- Promotional poster
- Genre: Documentary series
- Starring: Nacho Figueras; Adolfo Cambiaso; Poroto Cambiaso; Louis Devaleix; Timmy Dutta; Keko Magrini;
- Music by: Sacha Chaban
- Country of origin: United States
- Original language: English
- No. of episodes: 5

Production
- Executive producers: Prince Harry, Duke of Sussex; Meghan, Duchess of Sussex; Andrew Fried; Chanel Pysnik; Miloš Balać; Ian Samplin; Natalie Doerr Weresow; Dane Lillegard; Sarina Roma;
- Producers: Qadriyyah Shamsid-Deen; Jonathan "Monty" Mantovani; Léo Hamelin;
- Editors: Matthew Greenberg; Uma Sanasaryan; Michael Brown; Gustaw Laskowicz; Meg Ramsay; Ben Eisele;
- Production companies: Archewell Productions; Boardwalk Pictures;

Original release
- Network: Netflix
- Release: December 10, 2024

= Polo (TV series) =

2024 documentary series

Polo is a 2024 American documentary series set for streaming on Netflix. It was released on December 10, 2024.
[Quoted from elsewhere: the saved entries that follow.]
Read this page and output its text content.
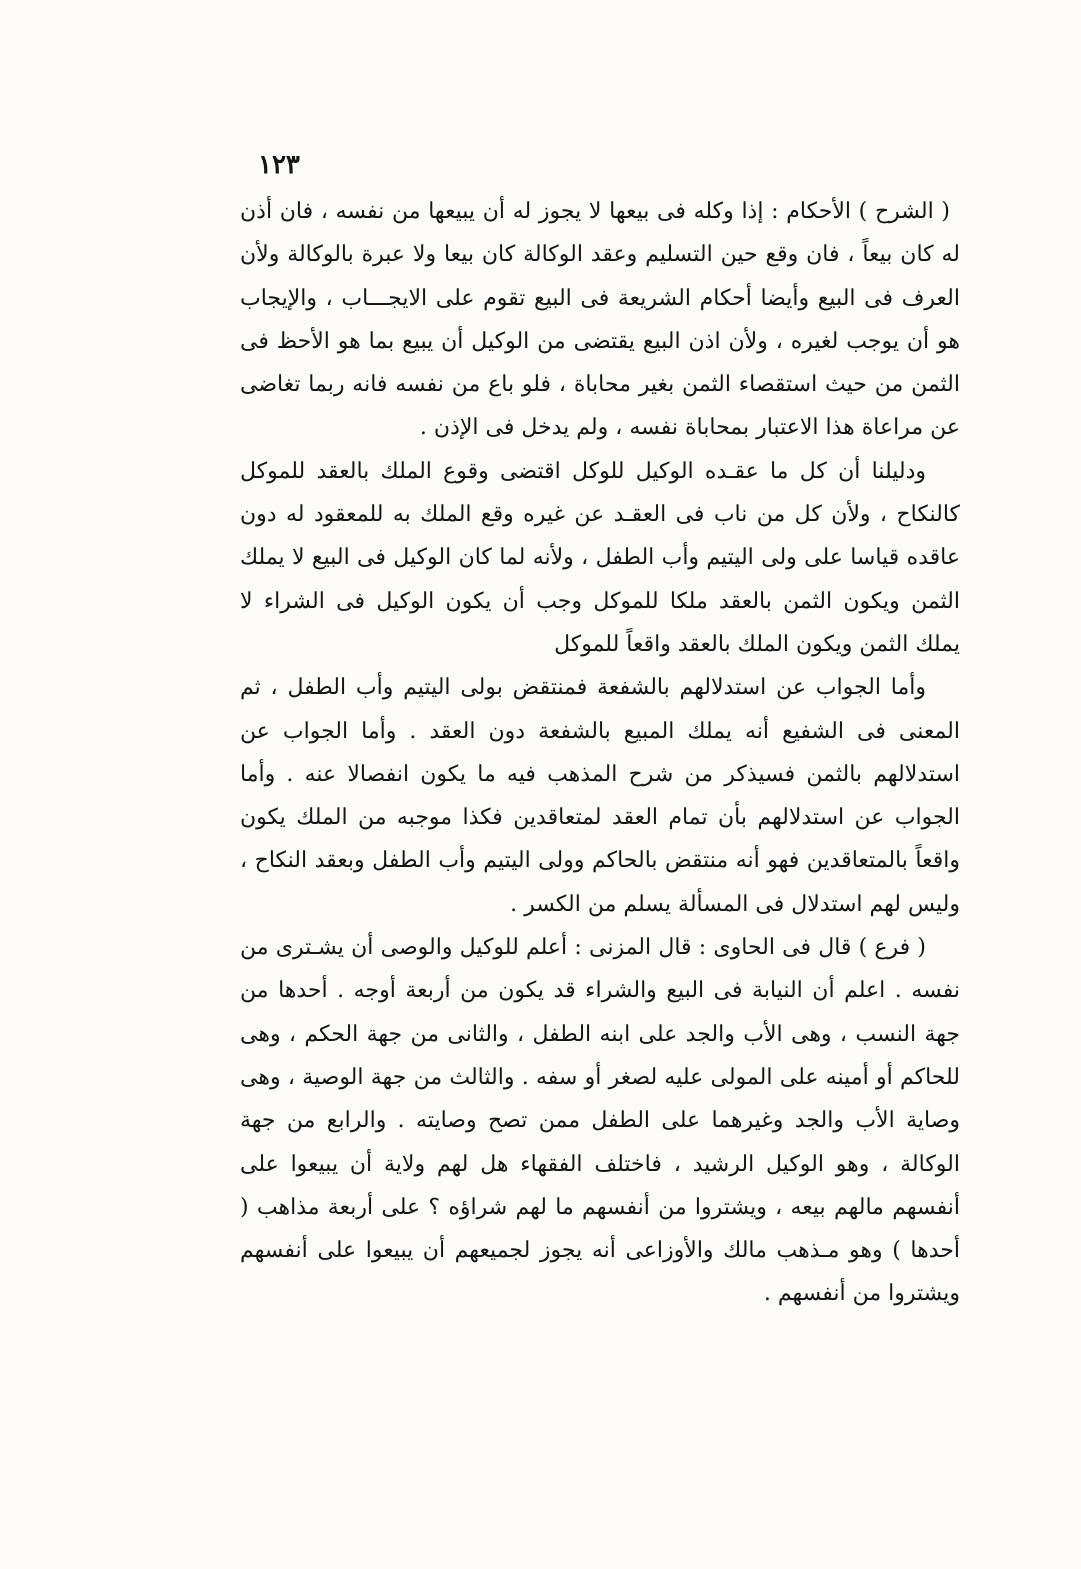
١٢٣

( الشرح ) الأحكام : إذا وكله فى بيعها لا يجوز له أن يبيعها من نفسه ، فان أذن له كان بيعاً ، فان وقع حين التسليم وعقد الوكالة كان بيعا ولا عبرة بالوكالة ولأن العرف فى البيع وأيضا أحكام الشريعة فى البيع تقوم على الايجـــاب ، والإيجاب هو أن يوجب لغيره ، ولأن اذن البيع يقتضى من الوكيل أن يبيع بما هو الأحظ فى الثمن من حيث استقصاء الثمن بغير محاباة ، فلو باع من نفسه فانه ربما تغاضى عن مراعاة هذا الاعتبار بمحاباة نفسه ، ولم يدخل فى الإذن .

ودليلنا أن كل ما عقـده الوكيل للوكل اقتضى وقوع الملك بالعقد للموكل كالنكاح ، ولأن كل من ناب فى العقـد عن غيره وقع الملك به للمعقود له دون عاقده قياسا على ولى اليتيم وأب الطفل ، ولأنه لما كان الوكيل فى البيع لا يملك الثمن ويكون الثمن بالعقد ملكا للموكل وجب أن يكون الوكيل فى الشراء لا يملك الثمن ويكون الملك بالعقد واقعاً للموكل

وأما الجواب عن استدلالهم بالشفعة فمنتقض بولى اليتيم وأب الطفل ، ثم المعنى فى الشفيع أنه يملك المبيع بالشفعة دون العقد . وأما الجواب عن استدلالهم بالثمن فسيذكر من شرح المذهب فيه ما يكون انفصالا عنه . وأما الجواب عن استدلالهم بأن تمام العقد لمتعاقدين فكذا موجبه من الملك يكون واقعاً بالمتعاقدين فهو أنه منتقض بالحاكم وولى اليتيم وأب الطفل وبعقد النكاح ، وليس لهم استدلال فى المسألة يسلم من الكسر .

( فرع ) قال فى الحاوى : قال المزنى : أعلم للوكيل والوصى أن يشـترى من نفسه . اعلم أن النيابة فى البيع والشراء قد يكون من أربعة أوجه . أحدها من جهة النسب ، وهى الأب والجد على ابنه الطفل ، والثانى من جهة الحكم ، وهى للحاكم أو أمينه على المولى عليه لصغر أو سفه . والثالث من جهة الوصية ، وهى وصاية الأب والجد وغيرهما على الطفل ممن تصح وصايته . والرابع من جهة الوكالة ، وهو الوكيل الرشيد ، فاختلف الفقهاء هل لهم ولاية أن يبيعوا على أنفسهم مالهم بيعه ، ويشتروا من أنفسهم ما لهم شراؤه ؟ على أربعة مذاهب ( أحدها ) وهو مـذهب مالك والأوزاعى أنه يجوز لجميعهم أن يبيعوا على أنفسهم ويشتروا من أنفسهم .
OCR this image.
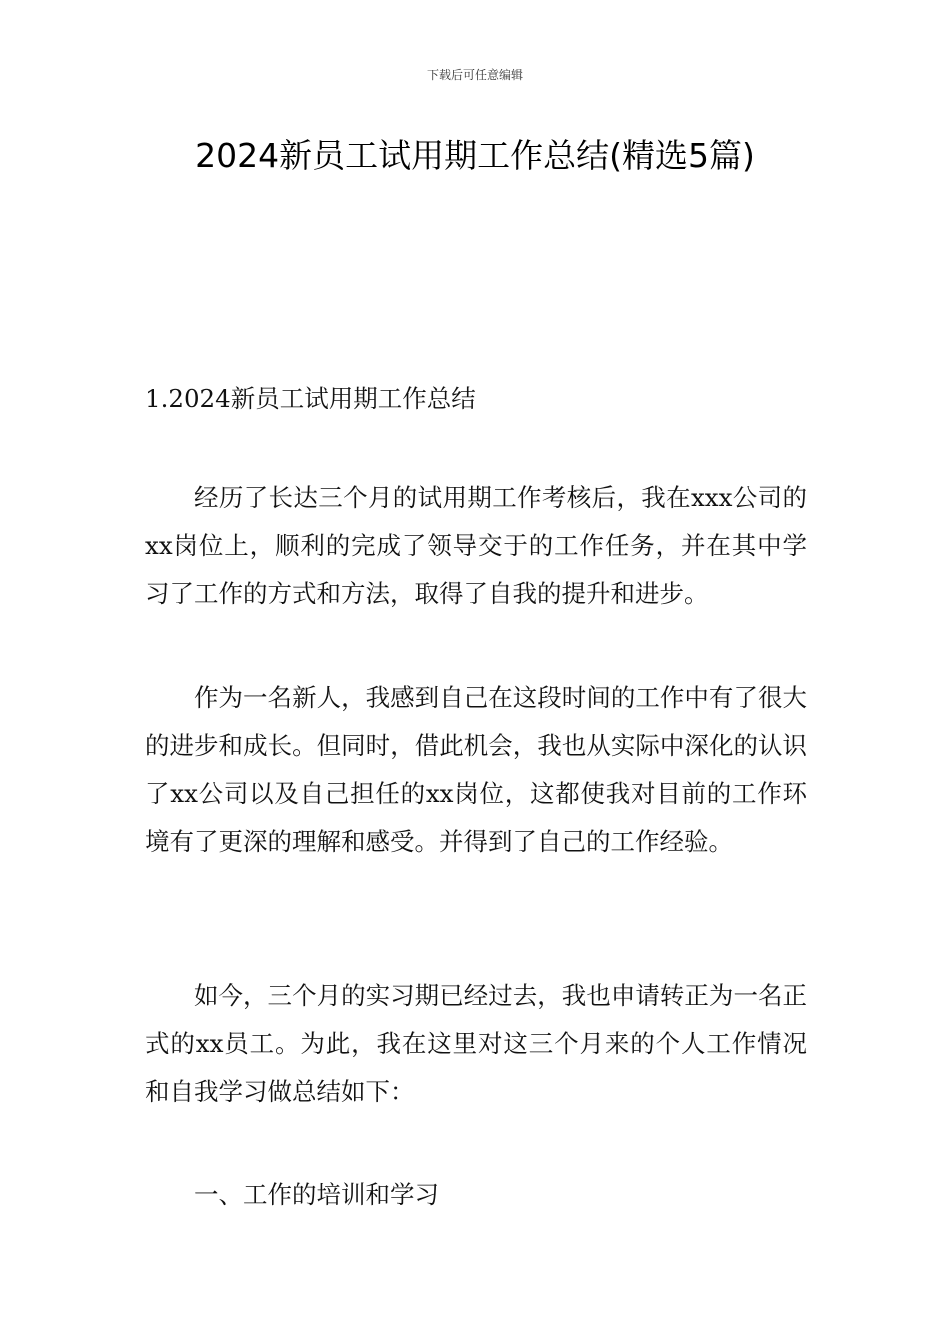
下载后可任意编辑
2024新员工试用期工作总结(精选5篇)
1.2024新员工试用期工作总结

经历了长达三个月的试用期工作考核后，我在xxx公司的xx岗位上，顺利的完成了领导交于的工作任务，并在其中学习了工作的方式和方法，取得了自我的提升和进步。

作为一名新人，我感到自己在这段时间的工作中有了很大的进步和成长。但同时，借此机会，我也从实际中深化的认识了xx公司以及自己担任的xx岗位，这都使我对目前的工作环境有了更深的理解和感受。并得到了自己的工作经验。

如今，三个月的实习期已经过去，我也申请转正为一名正式的xx员工。为此，我在这里对这三个月来的个人工作情况和自我学习做总结如下：

一、工作的培训和学习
== Background and production ==
In April 2024, it was reported that the Archewell Productions was in the process of developing two non-fiction projects and that one would focus on polo as a professional sport showcasing the U.S. Open Polo Championship. Netflix released the first trailer for the five-part docuseries on November 21, 2024. Among the athletes featured in the show are Argentine polo players Nacho Figueras and Adolfo Cambiaso.

== Episodes ==

| No. | Title | Original release date |
|---|---|---|
| 1 | "Pressure" | December 10, 2024 |
| 2 | "Focus" | December 10, 2024 |
| 3 | "Priorities" | December 10, 2024 |
| 4 | "Danger" | December 10, 2024 |
| 5 | "Final" | December 10, 2024 |

==Reception==
The series has a score of 40 on Metacritic. In his review for The Guardian, Stuart Heritage gave the series 2 out of 5 stars and wrote, "Polo looks destined to fall through the submenus into obscurity at the speed of light. And rightly so. It's clattering and niche, and feels like a spoof documentary designed to play on screens in the background of episodes of Succession." Writing for The Telegraph, Ed Power also gave the series 2 out of 5 stars and stated, "There's lots of blood, sweat, and tears in the series – but not enough of the Sussexes to make this anything other than a dull indulgence about a rich person's pursuit." Giving a similar rating to the series in his review for The Times, James Jackson argued "it's simply impossible to relate in the same way to the sleek, tanned, sports car-driving players of Polo, despite the lurking theme of demanding fathers. Still, if you were, say, Prince Harry, it would no doubt be the most compelling thing on TV."

The show garnered 500,000 views in the first half of 2025.